The rhythmic thud of dough hitting the counter sets the pace here. At 1915 Lanzhou, the kitchen isn’t just open – it’s the engine of the room, where chefs stretch and twist mounds of dough into uniform strands seconds before dropping them into boiling water. The process is loud, physical, and constant, visible from the counter seats that line the prep area.
The name references the year Ma Baozi standardized the recipe for beef noodle soup in Gansu province, a dish with deep roots along the Silk Road. The kitchen adheres to the traditional five-element balance: clear broth, white radish, red chili oil, green herbs, and yellow noodles. The beef stock simmers for eight hours, resulting in a clear, savory base without the heavy reliance on MSG found elsewhere. You choose the noodle width yourself, asking for anything from hair-thin strands to wide, belt-like ribbons depending on the chew you want.
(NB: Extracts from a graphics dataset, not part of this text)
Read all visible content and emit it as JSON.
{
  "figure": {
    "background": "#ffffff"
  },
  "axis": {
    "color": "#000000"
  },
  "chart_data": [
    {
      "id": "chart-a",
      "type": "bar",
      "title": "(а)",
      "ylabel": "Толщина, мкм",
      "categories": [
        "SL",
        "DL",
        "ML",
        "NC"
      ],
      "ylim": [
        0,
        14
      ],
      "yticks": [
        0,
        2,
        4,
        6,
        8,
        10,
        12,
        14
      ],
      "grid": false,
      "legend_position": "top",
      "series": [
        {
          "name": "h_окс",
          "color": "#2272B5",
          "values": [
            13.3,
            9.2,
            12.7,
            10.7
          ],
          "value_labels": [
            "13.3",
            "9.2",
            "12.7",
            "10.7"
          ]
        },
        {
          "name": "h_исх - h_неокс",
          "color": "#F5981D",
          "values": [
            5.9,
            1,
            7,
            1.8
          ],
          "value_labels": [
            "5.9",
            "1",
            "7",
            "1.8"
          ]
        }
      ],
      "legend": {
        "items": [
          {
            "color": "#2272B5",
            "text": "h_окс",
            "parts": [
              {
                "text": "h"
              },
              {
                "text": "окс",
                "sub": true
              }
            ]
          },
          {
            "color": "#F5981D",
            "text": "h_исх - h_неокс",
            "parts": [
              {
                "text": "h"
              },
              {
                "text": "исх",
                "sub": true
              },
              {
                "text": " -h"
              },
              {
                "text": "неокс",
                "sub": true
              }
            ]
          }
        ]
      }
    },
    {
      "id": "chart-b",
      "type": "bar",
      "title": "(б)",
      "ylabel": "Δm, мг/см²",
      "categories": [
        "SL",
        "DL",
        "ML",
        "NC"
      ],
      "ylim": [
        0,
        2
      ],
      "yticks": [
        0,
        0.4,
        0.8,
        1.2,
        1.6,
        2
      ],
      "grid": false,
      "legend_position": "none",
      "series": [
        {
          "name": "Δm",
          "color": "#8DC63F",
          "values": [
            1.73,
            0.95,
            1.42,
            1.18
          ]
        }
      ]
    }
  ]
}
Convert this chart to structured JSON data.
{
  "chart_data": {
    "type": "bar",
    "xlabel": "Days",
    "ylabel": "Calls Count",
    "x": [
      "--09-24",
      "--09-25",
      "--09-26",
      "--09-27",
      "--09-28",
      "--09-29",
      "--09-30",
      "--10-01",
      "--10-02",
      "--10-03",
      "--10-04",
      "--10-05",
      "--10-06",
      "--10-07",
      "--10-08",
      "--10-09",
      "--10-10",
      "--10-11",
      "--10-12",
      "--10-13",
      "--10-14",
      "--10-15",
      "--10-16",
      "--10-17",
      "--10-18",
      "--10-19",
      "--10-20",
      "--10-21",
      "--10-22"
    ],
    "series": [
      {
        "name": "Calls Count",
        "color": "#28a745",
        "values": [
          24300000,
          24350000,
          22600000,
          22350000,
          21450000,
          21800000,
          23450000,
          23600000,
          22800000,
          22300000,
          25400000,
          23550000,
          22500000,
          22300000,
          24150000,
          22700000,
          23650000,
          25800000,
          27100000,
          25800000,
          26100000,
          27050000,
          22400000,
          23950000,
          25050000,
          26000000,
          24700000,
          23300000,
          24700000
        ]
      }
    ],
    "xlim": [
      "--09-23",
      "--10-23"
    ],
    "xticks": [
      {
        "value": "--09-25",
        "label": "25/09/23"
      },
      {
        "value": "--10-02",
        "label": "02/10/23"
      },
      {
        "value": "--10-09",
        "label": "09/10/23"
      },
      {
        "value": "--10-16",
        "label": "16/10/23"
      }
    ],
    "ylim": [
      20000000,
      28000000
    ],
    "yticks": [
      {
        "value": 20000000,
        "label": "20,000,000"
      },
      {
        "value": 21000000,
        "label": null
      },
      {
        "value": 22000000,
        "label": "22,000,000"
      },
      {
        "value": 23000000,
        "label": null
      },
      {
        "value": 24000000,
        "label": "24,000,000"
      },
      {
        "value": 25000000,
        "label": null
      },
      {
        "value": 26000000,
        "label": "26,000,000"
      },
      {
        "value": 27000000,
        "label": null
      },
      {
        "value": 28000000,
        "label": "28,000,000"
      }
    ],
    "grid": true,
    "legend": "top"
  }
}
It’s a tight operation, both in terms of space and efficiency. The dining rooms are compact, often requiring you to squeeze into shared tables or wait in lines that form during the lunch rush. Service is brisk, designed to get steaming bowls out quickly. While the soup is the primary draw, the menu supports it with dishes like dry noodles, spicy wontons in chili oil, and pan-fried pork buns. Conversation usually takes a backseat to the sound of slurping and the kitchen’s steady clamor.